The proposed project phases are roughly as follows and are not
strictly sequential, as various components will likely move at
different speeds. Additionally, there have been (and continues to be)
supporting refactorings that are not always tracked as part of the
portability effort. Work already done is not tracked here either.
* **P1 [MVP]**: Implement the fundamental plumbing for portable SDKs
and runners for batch and streaming, including containers and the
ULR
[[BEAM-2899](https://issues.apache.org/jira/browse/BEAM-2899)]. Each
SDK and runner should use the portability framework at least to the
extent that wordcount
[[BEAM-2896](https://issues.apache.org/jira/browse/BEAM-2896)] and
windowed wordcount
[[BEAM-2941](https://issues.apache.org/jira/browse/BEAM-2941)] run
portably.
* **P2 [Feature complete]**: Design and implement portability support
for remaining execution-side features, so that any pipeline from
any SDK can run portably on any runner. These features include side
inputs
[[BEAM-2863](https://issues.apache.org/jira/browse/BEAM-2863)], User state [[BEAM-2862](https://issues.apache.org/jira/browse/BEAM-2862)], User
timers
[[BEAM-2925](https://issues.apache.org/jira/browse/BEAM-2925)],
Splittable DoFn
[[BEAM-2896](https://issues.apache.org/jira/browse/BEAM-2896)] and
more. Each SDK and runner should use the portability framework at
least to the extent that the mobile gaming examples
[[BEAM-2940](https://issues.apache.org/jira/browse/BEAM-2940)] run
portably.
* **P3 [Performance]**: Measure and tune performance of portable
pipelines using benchmarks such as Nexmark. Features such as
progress reporting
[[BEAM-2940](https://issues.apache.org/jira/browse/BEAM-2940)],
combiner lifting
[[BEAM-2937](https://issues.apache.org/jira/browse/BEAM-2937)] and
fusion are expected to be needed.
* **P4 [Cross language]**: Design and implement cross-language
pipeline support, including how the ecosystem of shared transforms
should work.
## Issues
The portability effort touches every component, so the "portability"

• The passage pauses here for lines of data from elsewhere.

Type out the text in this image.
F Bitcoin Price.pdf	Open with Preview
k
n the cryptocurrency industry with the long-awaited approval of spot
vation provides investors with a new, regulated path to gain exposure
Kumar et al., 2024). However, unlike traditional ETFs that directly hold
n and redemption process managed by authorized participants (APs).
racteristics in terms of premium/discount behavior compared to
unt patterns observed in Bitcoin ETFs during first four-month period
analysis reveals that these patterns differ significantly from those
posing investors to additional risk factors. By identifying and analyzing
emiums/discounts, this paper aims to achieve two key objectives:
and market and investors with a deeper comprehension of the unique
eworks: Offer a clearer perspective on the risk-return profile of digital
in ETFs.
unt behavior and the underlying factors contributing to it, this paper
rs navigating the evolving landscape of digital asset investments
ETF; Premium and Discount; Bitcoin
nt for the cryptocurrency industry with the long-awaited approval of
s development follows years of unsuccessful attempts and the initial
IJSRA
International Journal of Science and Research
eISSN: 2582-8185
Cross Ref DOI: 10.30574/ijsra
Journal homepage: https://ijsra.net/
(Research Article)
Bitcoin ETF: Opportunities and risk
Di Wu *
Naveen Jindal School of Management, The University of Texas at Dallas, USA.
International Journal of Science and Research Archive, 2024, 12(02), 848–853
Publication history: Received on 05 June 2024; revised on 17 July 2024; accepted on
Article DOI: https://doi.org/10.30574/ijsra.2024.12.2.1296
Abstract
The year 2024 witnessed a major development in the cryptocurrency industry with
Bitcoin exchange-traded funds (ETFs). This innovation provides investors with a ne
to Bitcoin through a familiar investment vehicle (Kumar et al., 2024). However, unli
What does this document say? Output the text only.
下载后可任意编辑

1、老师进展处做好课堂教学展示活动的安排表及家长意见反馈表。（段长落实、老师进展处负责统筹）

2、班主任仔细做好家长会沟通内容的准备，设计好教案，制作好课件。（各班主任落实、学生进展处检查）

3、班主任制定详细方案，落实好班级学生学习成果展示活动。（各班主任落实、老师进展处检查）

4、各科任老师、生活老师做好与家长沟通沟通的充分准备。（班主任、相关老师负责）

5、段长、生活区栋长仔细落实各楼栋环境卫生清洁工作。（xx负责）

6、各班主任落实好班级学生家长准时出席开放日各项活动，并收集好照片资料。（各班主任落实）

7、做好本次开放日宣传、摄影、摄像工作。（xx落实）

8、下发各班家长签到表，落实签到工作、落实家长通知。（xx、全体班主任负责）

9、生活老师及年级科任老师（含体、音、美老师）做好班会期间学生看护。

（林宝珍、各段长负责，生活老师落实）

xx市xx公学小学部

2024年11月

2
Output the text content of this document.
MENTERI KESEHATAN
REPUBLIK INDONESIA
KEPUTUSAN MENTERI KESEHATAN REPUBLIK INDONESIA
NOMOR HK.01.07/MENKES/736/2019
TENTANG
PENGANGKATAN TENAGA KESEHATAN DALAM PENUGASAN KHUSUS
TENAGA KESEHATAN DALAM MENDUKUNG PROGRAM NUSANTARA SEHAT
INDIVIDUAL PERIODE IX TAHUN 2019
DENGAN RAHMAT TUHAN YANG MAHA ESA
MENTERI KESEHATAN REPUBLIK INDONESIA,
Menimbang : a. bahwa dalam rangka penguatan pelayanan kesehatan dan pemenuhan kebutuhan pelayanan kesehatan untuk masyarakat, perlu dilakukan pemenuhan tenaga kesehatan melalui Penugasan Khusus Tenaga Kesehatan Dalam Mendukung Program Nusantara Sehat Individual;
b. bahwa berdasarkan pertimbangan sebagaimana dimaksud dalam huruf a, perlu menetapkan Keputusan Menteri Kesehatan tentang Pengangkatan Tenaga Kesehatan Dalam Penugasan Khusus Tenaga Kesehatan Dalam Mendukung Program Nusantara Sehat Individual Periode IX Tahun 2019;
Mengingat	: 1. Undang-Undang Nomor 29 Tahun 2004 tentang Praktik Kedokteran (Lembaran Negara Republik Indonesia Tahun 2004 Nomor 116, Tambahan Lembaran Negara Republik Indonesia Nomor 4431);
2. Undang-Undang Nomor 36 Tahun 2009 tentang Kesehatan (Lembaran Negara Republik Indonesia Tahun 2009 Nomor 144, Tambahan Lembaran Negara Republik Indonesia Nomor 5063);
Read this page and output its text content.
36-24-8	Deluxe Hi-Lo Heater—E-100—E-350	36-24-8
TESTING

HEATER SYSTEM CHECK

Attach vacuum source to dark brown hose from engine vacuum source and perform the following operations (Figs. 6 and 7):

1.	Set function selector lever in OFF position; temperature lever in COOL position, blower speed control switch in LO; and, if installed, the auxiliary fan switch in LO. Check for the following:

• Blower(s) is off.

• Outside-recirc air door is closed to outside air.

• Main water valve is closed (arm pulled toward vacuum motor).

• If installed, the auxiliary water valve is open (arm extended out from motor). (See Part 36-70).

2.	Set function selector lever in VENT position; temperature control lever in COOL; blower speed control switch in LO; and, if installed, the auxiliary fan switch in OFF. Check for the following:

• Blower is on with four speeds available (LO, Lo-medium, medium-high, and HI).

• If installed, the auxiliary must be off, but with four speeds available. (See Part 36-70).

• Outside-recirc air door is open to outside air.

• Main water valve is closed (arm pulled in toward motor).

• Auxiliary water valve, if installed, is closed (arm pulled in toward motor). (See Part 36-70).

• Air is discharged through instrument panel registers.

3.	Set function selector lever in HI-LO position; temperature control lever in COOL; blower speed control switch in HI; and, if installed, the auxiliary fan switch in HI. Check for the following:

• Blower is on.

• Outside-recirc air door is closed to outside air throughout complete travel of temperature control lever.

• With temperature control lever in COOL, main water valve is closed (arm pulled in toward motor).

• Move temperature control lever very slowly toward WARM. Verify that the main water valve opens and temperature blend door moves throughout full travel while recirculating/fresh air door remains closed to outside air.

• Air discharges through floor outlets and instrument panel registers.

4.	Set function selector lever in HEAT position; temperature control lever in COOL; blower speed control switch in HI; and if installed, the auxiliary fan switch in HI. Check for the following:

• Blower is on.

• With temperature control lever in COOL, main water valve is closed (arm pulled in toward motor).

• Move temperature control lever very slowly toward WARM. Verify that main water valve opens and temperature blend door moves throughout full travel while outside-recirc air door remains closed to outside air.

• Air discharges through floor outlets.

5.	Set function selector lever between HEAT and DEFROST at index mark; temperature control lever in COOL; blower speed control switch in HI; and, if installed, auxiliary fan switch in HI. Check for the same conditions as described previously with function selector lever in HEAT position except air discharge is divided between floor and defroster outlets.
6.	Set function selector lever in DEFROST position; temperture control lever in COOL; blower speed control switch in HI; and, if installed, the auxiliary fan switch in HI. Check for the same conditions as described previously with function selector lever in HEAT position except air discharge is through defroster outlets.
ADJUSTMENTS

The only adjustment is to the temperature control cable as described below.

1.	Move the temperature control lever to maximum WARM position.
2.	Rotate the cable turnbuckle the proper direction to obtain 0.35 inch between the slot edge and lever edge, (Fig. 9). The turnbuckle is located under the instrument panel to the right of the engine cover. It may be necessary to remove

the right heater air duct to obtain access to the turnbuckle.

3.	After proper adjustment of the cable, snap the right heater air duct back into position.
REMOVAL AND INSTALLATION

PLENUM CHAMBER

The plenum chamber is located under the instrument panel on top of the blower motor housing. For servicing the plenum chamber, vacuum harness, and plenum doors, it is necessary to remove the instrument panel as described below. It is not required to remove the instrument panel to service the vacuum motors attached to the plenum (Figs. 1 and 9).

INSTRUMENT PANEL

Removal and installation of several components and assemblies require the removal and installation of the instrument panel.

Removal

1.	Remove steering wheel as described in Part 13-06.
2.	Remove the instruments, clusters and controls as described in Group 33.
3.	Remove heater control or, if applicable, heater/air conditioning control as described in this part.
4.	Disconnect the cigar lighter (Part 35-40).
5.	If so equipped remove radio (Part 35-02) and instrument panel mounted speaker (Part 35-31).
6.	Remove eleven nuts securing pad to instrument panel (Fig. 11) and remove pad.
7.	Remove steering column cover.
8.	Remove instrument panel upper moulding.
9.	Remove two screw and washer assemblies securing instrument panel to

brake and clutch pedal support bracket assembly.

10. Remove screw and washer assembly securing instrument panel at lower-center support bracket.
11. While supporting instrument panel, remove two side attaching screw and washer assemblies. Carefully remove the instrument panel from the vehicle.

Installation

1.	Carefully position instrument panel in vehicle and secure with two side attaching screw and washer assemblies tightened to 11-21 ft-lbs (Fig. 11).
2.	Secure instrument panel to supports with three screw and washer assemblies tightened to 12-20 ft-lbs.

label is used to identify all portability-related issues. Pure
design or proto definitions should use the "beam-model" component. A
common pattern for new portability features is that the overall
feature is in "beam-model" with subtasks for each SDK and runner in
their respective components.
**JIRA:** [query](https://issues.apache.org/jira/issues/?jql=project %3D BEAM AND resolution %3D Unresolved AND labels %3D portability order by priority DESC%2Cupdated DESC)
## Status
MVP, and FeatureCompletness nearly done (missing SDF, timers) for
SDKs, Python ULR, and shared java runners library.
Flink is the first runner to fully leverage this, with focus moving to
Performance.
See the
[Portability support table](https://s.apache.org/apache-beam-portability-support-table)
for details.
### Running Python wordcount on Flink or Spark {#python-on-flink}
Currently, the Flink and Spark runners support portable pipeline execution.
To run a basic Python wordcount (in batch mode) with embedded Flink or Spark:
1. Run once to build the SDK harness container: `./gradlew :beam-sdks-python-container:docker`
2. Choose one:
* Start the Flink portable JobService endpoint: `./gradlew :beam-runners-flink_2.11-job-server:runShadow`
* Or start the Spark portable JobService endpoint: `./gradlew :beam-runners-spark-job-server:runShadow`
3. Submit the wordcount pipeline to above endpoint: `./gradlew :beam-sdks-python:portableWordCount -PjobEndpoint=localhost:8099 -PenvironmentType=LOOPBACK`
To run the pipeline in streaming mode (currently only supported on Flink): `./gradlew :beam-sdks-python:portableWordCount -PjobEndpoint=localhost:8099 -Pstreaming`
Please see the [Flink Runner page]({{ site.baseurl }}/documentation/runners/flink/) for more information on
how to run portable pipelines on top of Flink.